"They've got bags of dicks, here," Jordan Fairbanks says, eyeing various packages of seasoned, buttered corncobs as we roam Whole Foods in search of edibles that resemble turgid male genitals.
Fairbanks is the deliciously demented mind behind the semiannual music and epicurean experience called the Phallic Food Party. That's why we're here and he's dressed as a banana. Strangely, few shoppers seem to notice the big fruit and his interrogator discussing the dong-ish traits of the food they're buying to feed their families. For the better part of an hour, we browse largely undisturbed, aside from a wisecracking petite hottie and the parents who try to get their toddlers to say hello to the 6-foot-tall Chiquita-Gorgon towering over them.
It's good they didn't ask, 'cause, what would you say? "We're just lookin' for food that looks like ... uh ... uh ... Did you know a banana a day keeps the pedophiles away?" We just smile and wave.
The seed of the Phallic Food Party is fairly self-explanatory, if you think about it: Pretty much the whole world is fascinated with the penis. Heterosexual and bisexual women, gay men and even straight dudes—as much as some might protest—have an appreciation for, intimate knowledge of, and relationship with, at least one knob. Don't forget these meaty, perpetually phlegmy, cyclopean tubes fired the shot that started all of our lives. So why not throw 'em a party? Celebrating dicks is celebrating life.
But Fairbanks, drummer of local two-man noise-rock treasure Baby Gurl, just wanted to put on a good show. His buddies in the Portland speed-punk band Gaytheist were headed to Salt Lake City, and Fairbanks, a part-time promoter, was looking for a way to make the gig stand out.
"My buddy Batty, who was in Wulf Blitzer, said he liked to do themed concerts," Fairbanks says, approaching a display of fresh, unshucked corn. "I said, 'Why don't we make it penis-themed, since it's Gaytheist?'" Batty suggested serving schlong-shaped foods at the show, and such was the rise of the Phallic Food Party.
Fairbanks says people were already excited about Gaytheist's return to SLC, but the Phallic Food Party "upped the ante." When the Facebook event page launched, their newsfeed came alive with fans posting pictures of celebrities eating phallic foods. On the night of the event, partygoers—metalheads, drag queens, curious types—showed up carrying eggplants and squash. Fairbanks served hot dogs and bananas. "You make a dick joke, and people pay attention," he says. "People thought it was hilarious."
It was such a success that Fairbanks held PFP II in November. "It just kind of happened," he says. The phallic food theme was slightly upstaged by the headlining act, a reunion of storied "sexgrab" foursome Heathen Ass Worship. The phall-acious content was there, however, with opening acts SCROmance and Zombiecock—and the first appearance of Fairban-ana. "I was trying to get more people to come in costume," he says.
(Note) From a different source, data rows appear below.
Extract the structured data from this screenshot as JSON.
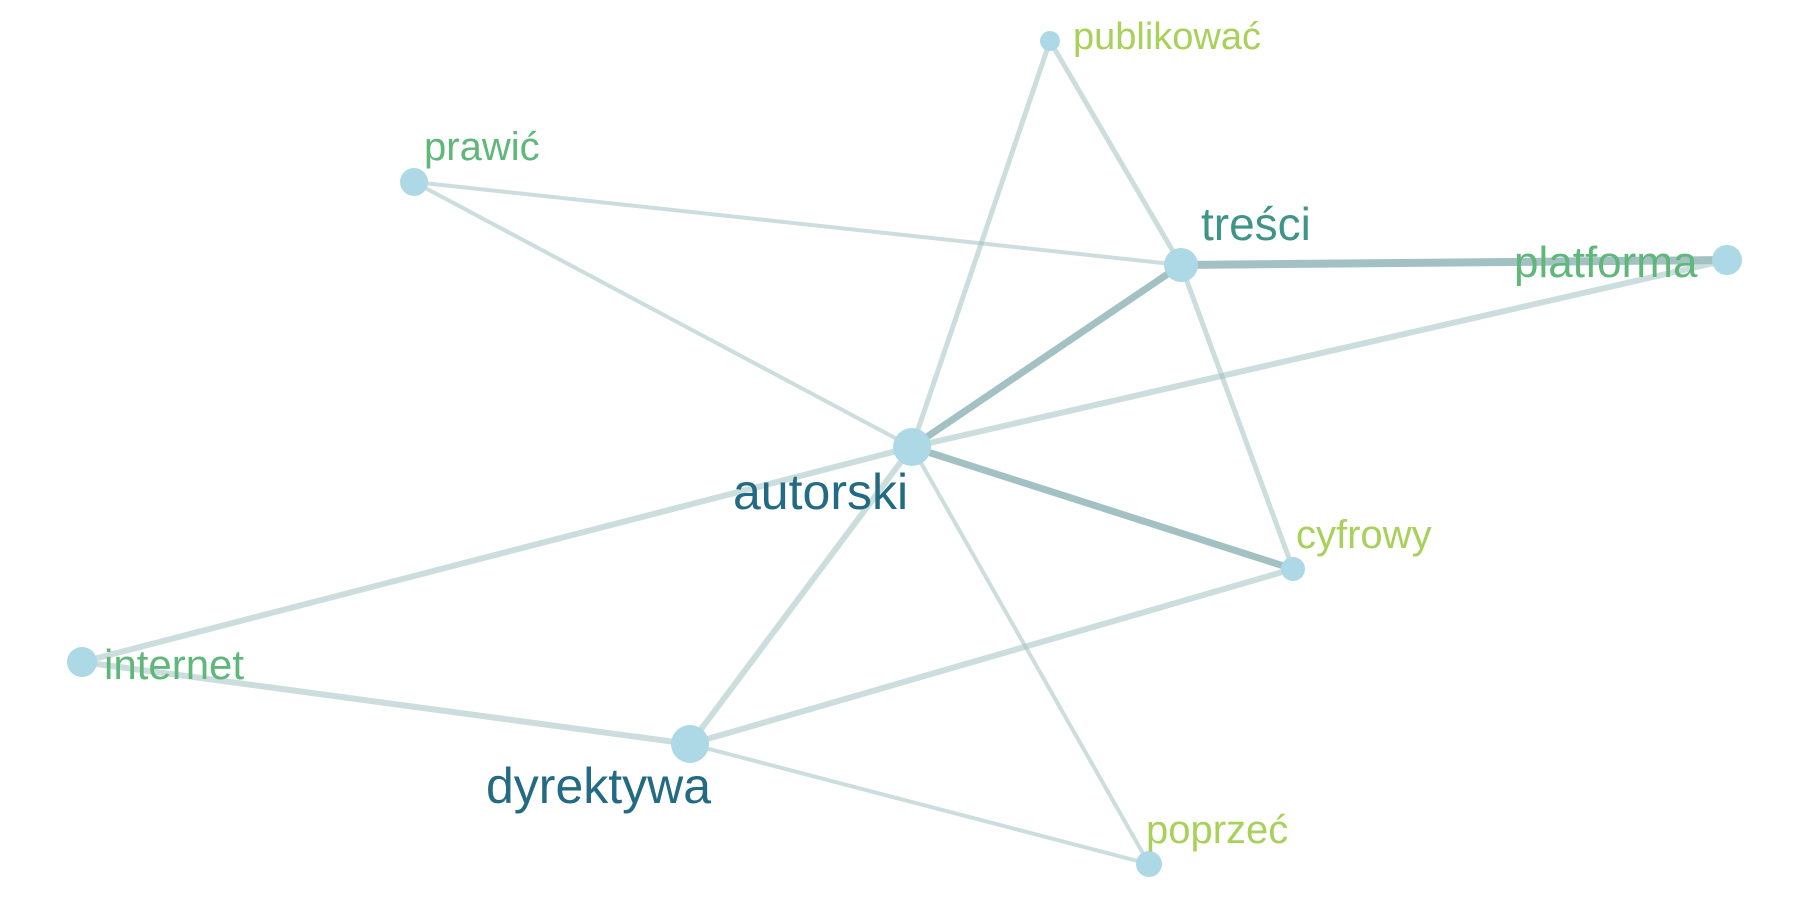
{
  "graph": {
    "edge_color": "#a3c1c3",
    "node_fill": "#add8e6",
    "nodes": [
      {
        "id": "publikowac",
        "label": "publikować",
        "color": "#a8d15a"
      },
      {
        "id": "prawic",
        "label": "prawić",
        "color": "#5fb77a"
      },
      {
        "id": "tresci",
        "label": "treści",
        "color": "#3e9486"
      },
      {
        "id": "platforma",
        "label": "platforma",
        "color": "#5fb77a"
      },
      {
        "id": "autorski",
        "label": "autorski",
        "color": "#226b83"
      },
      {
        "id": "cyfrowy",
        "label": "cyfrowy",
        "color": "#a8d15a"
      },
      {
        "id": "internet",
        "label": "internet",
        "color": "#5fb77a"
      },
      {
        "id": "dyrektywa",
        "label": "dyrektywa",
        "color": "#226b83"
      },
      {
        "id": "poprzec",
        "label": "poprzeć",
        "color": "#a8d15a"
      }
    ],
    "edges": [
      {
        "source": "prawic",
        "target": "tresci"
      },
      {
        "source": "prawic",
        "target": "autorski"
      },
      {
        "source": "publikowac",
        "target": "autorski"
      },
      {
        "source": "publikowac",
        "target": "tresci"
      },
      {
        "source": "tresci",
        "target": "platforma"
      },
      {
        "source": "tresci",
        "target": "autorski"
      },
      {
        "source": "tresci",
        "target": "cyfrowy"
      },
      {
        "source": "autorski",
        "target": "platforma"
      },
      {
        "source": "autorski",
        "target": "cyfrowy"
      },
      {
        "source": "autorski",
        "target": "internet"
      },
      {
        "source": "autorski",
        "target": "dyrektywa"
      },
      {
        "source": "autorski",
        "target": "poprzec"
      },
      {
        "source": "internet",
        "target": "dyrektywa"
      },
      {
        "source": "dyrektywa",
        "target": "cyfrowy"
      },
      {
        "source": "dyrektywa",
        "target": "poprzec"
      }
    ]
  }
}
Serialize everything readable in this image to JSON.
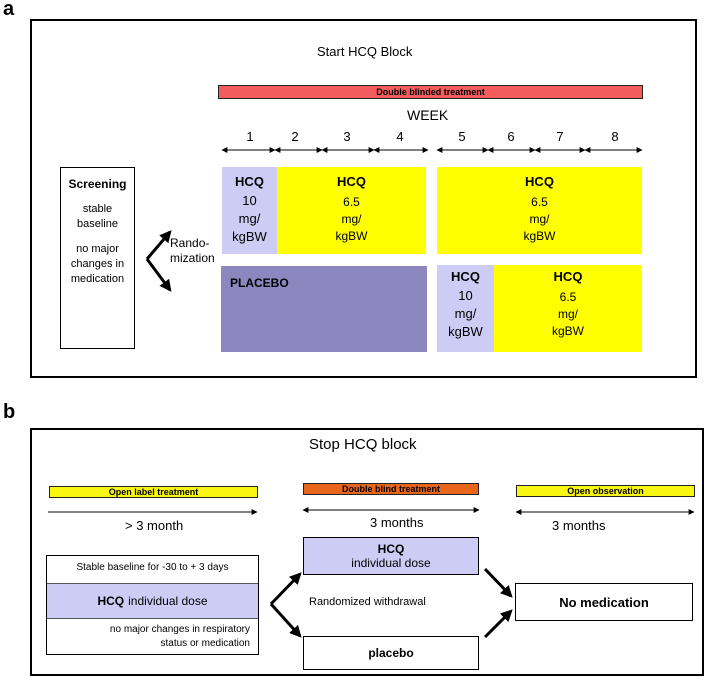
{
  "colors": {
    "red_bar": "#f25c5c",
    "yellow": "#ffff00",
    "lavender": "#ccccf4",
    "placebo_purple": "#8d87bf",
    "orange_bar": "#e8661c",
    "yellow_bar": "#f7f711"
  },
  "panel_a": {
    "label": "a",
    "title": "Start HCQ Block",
    "red_bar_label": "Double blinded treatment",
    "week_label": "WEEK",
    "weeks": [
      "1",
      "2",
      "3",
      "4",
      "5",
      "6",
      "7",
      "8"
    ],
    "screening": {
      "title": "Screening",
      "line1": "stable\nbaseline",
      "line2": "no major\nchanges in\nmedication"
    },
    "randomization": "Rando-\nmization",
    "arm1": {
      "box1_title": "HCQ",
      "box1_dose": "10\nmg/\nkgBW",
      "box2_title": "HCQ",
      "box2_dose": "6.5\nmg/\nkgBW",
      "box3_title": "HCQ",
      "box3_dose": "6.5\nmg/\nkgBW"
    },
    "arm2": {
      "placebo": "PLACEBO",
      "box1_title": "HCQ",
      "box1_dose": "10\nmg/\nkgBW",
      "box2_title": "HCQ",
      "box2_dose": "6.5\nmg/\nkgBW"
    }
  },
  "panel_b": {
    "label": "b",
    "title": "Stop HCQ block",
    "bar1_label": "Open label treatment",
    "bar2_label": "Double blind treatment",
    "bar3_label": "Open observation",
    "dur1": "> 3 month",
    "dur2": "3 months",
    "dur3": "3 months",
    "baseline_text": "Stable baseline for -30 to + 3 days",
    "hcq_bold": "HCQ",
    "hcq_rest": "individual dose",
    "no_changes": "no major changes in respiratory\nstatus or medication",
    "hcq_box_title": "HCQ",
    "hcq_box_sub": "individual dose",
    "withdrawal": "Randomized withdrawal",
    "placebo": "placebo",
    "no_medication": "No medication"
  }
}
For PFP III, Fairbanks plans to bring back the food. That's not necessarily why we're at the grocery store. Like the show, this is just fun. In the meat department, Fairbanks stops to assess the various sausages, assigning them ages based on their appearance. He says the Thai curry chicken link is the most aesthetically pleasing, like the tool of a 25-year-old. "The others look like grandpa dicks ... but I'm sure they're delicious."
We discover and fondle more phalluses in the marketplace wonderland: a sad, bumpy gherkin; a firm, crusty baguette; kitty-terrifying cucumbers; a freakish butternut squash. And, of course, all types of bananas—fragrant and overripe minis, bright yellow bunches and even frozen chocolate-covered treats. "This interview is brought to you by Diana's Banana Babies," Fairbanks deadpans, reading from the box. "'The world's best chocolate-dipped frozen treat. Real banana! Healthy! Zero trans fat.' These monkeys are in diapers."
Costumes are encouraged at PFP III and, of course, there's music. Gaytheist, who were quite pleased with the concept, returns to headline over Baby Gurl and beer metal quartet Breaux. Expect more hot dogs because, Fairbanks says, the 70 he brought for the first party were quickly gobbled up. Is juggling that much meat complicated, considering dogs and buns come in conflicting quantities? He says that misses the PFP's one-eyed point entirely: "I'm more worried about the dogs than the buns."